Military doctrine is a level of military planning between national strategy and unit-level tactics, techniques, and procedures. It provides a shared way of thinking about military problems, but does not direct how military problems will be solved. It does not provide specific steps to solve a problem, nor does it direct a commander to take any action. Commanders are always expected to exercise their own judgment in carrying out their missions.

Doctrine may be shared among the armed services of a nation as well as be specific to a branch. In addition, doctrine may be shared between several nations.

In general, doctrinal documents state:

Military doctrine changes, or should change, as the nature of warfare and the specific threat to a nation changes.

Table of contents
1 Relationship between doctrine and strategy
2 Sources of United States Doctrine
3 United Kingdom

Relationship between doctrine and strategy

The relationship between military doctrine and a national security strategy is highly complex. In principle, a military doctrine exists to support the national security strategy. In practice, implementing and changing a military doctrine is a highly complex and time consuming activity that can take years or decades, and hence the same military doctrine is often used to attempt to support radicially different security strategies.
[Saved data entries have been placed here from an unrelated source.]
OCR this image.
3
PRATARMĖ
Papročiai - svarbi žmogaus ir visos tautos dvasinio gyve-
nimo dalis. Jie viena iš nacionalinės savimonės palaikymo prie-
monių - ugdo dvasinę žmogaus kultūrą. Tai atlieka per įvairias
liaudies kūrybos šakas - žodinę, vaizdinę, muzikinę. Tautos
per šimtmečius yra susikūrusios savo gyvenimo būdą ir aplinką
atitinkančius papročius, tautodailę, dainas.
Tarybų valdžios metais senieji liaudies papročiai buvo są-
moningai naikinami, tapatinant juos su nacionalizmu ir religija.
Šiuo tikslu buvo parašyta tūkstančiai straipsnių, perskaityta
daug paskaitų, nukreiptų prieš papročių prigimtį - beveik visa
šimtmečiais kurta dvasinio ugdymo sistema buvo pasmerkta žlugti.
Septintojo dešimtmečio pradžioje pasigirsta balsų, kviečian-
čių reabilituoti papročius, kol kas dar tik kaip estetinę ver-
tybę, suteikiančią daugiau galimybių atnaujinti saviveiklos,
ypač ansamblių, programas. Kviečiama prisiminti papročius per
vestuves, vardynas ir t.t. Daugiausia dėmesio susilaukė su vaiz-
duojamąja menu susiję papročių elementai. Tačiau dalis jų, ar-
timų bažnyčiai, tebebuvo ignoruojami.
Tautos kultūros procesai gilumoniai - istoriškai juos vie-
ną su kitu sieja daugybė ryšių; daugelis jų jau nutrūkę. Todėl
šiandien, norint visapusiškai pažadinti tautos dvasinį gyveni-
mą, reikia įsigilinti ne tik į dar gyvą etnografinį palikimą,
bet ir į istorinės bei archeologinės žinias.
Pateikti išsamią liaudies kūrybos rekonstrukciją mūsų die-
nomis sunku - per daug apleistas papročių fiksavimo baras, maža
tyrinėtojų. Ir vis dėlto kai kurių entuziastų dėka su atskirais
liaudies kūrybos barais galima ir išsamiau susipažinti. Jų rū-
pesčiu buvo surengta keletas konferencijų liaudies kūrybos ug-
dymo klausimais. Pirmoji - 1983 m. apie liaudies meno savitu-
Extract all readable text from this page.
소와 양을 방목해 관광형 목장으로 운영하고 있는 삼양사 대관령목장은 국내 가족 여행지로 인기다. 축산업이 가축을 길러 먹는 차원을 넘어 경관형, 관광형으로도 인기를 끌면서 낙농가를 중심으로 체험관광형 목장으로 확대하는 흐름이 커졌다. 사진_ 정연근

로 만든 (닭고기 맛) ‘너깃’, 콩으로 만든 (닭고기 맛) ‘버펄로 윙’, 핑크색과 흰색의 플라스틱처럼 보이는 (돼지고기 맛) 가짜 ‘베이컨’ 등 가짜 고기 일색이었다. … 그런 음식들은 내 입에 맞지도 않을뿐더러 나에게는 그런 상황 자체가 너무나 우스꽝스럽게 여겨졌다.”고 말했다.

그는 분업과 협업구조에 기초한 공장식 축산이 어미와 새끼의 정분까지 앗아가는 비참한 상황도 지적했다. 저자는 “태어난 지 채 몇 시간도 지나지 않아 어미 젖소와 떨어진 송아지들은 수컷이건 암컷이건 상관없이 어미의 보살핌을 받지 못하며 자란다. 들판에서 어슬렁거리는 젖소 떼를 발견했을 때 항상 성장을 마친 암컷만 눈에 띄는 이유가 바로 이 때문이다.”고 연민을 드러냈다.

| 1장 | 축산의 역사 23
In addition, the question of what a nation should do is often influenced by what it can do, so in this sense military doctrine often influence security strategy.

Sources of United States Doctrine

United States miltary doctrine is specified in a set of documents which are intended to support the National Security Strategy of the United States.

The Department of Defense publishes Joint Publications which state all-services doctrine. The current basic doctrinal publication is Joint Publication 3-0, "Doctrine for Joint Operations."

Headquarters, United States Air Force, publishes current USAF doctrine. The lead agency for developing Air Force doctrine is Headquarters, Air Force Doctrine Center; the Air Staff International Standardization Office works on multinational standardization, such as NATO Standardization Agreements (STANAGs), and agreements between the American, British, Canadian, and Australian Armies and Navies (ABCA) that affect the Air Force. Currently the basic Air Force doctrinal documents are the 10-series of Air Force publications.

The United States Army Training and Doctrine Command (TRADOC) is responsible for developing Army doctrine. TRADOC was developed early in the 1970s as a response to the American Army's difficulties in the Vietnam War, and is one of the reforms that improved Army professionalism. Currently the basic Army doctrinal document is Field Manual 1, "The Army".

The Naval Warfare Development Command (NWDC) Doctrine Department coordinates development, publication, and maintenance of United States Navy doctrine. Currently the basic unclassified naval doctrinal documents are Naval Doctrine Publications 1, 2, 4, 5, and 6.

United Kingdom

British Army doctrine is prepared by the Chief of the General Staff. Currently the basic doctrinal document is Design for Operations: The British Military Doctrine, published in 1996.